The gospel offers a totally different approach to our fallen math.

Christ did this with his person and work, and based only that, we are now beloved adopted children. Our highest identity is purchased by another. What He did makes us who we are. Our doing was no variable in the equation. At all.

He did this=I am this now. It’s simple beautiful math.

Who knows: I may be an educator, astronaut, coach, doctor, or garbage truck man when I grow up.

Doesn’t really matter.

I know what He’s done.

I know who I am.

Bryan Daniels


Author: Bryan Daniels

I am a follower of Jesus, a husband to Jessica, and a father of three boys: Josiah, Gideon and Judah. I teach high school math as a job, read reformed theology as a hobby, and write this blog just for kicks. With the rest of my time I coach football and track.

6 thoughts on “I Want To Be A Garbage Truck Man When I Grow Up”

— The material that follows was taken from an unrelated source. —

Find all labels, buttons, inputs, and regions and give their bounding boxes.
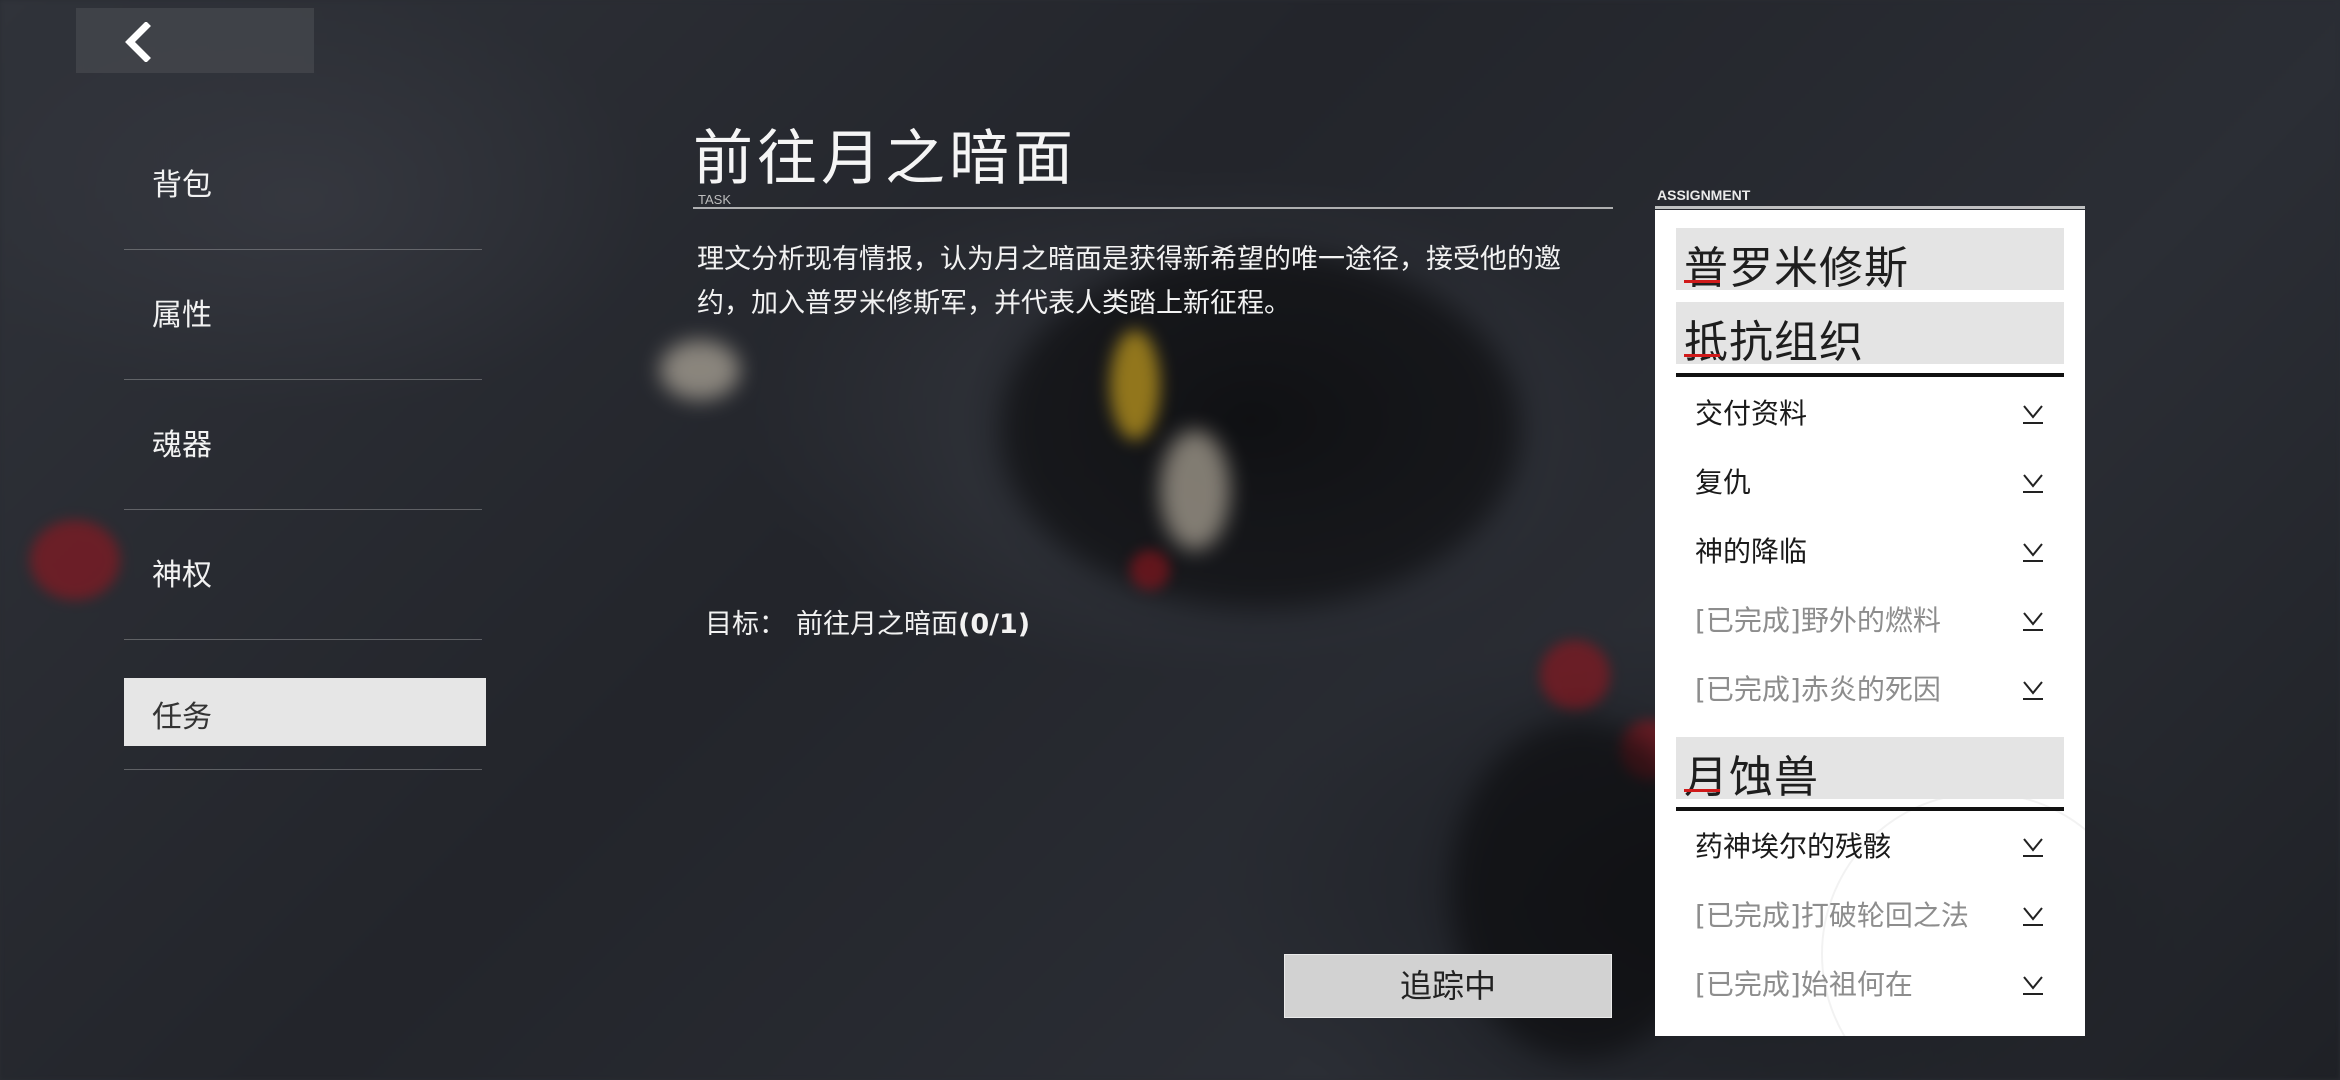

  1. Bryan. Considered a lowly job, but Christ did say the least will become the greatest. I try to not forget them in hot weather with a cold drink or water (I;m sure they have some on the truck, but that is not what counts), at Christmas, and just everyday…. with a smile and a loud hello and thanks. They are good and faithful servants. Daredevils too

    1. No doubt! That’s an awsome way to serve them. Hope it doesn’t come off like I’m downplaying the role of sanitation and waste workers. I definitely appreciate their work!

  2. And whatsoever you do in word or deed to all in the name of the Lord Jesus! Colossians 3:17. Your dad had the right perspective. Whatever you choose be the best you you can be!

  3. I can completely see an 8-year-old wanting to be a garbage truck man. You’re outside doing something physical as opposed to stuck at a desk all day…at least, that’s what office work looked like to me at that age! It’s an honest day’s work.

    Seriously, though, I’ve been through the whole “define myself by my job” thing and, when things didn’t turn out as planned, had no idea who else I was. I wrote about this in my own blog…thank you for reminding us that it’s not about who we are to the world as it is to who we are in Christ. Now, if I could only *remember* that…

    Thanks for your writing.You help a lot of people, which is what we need more of in the world.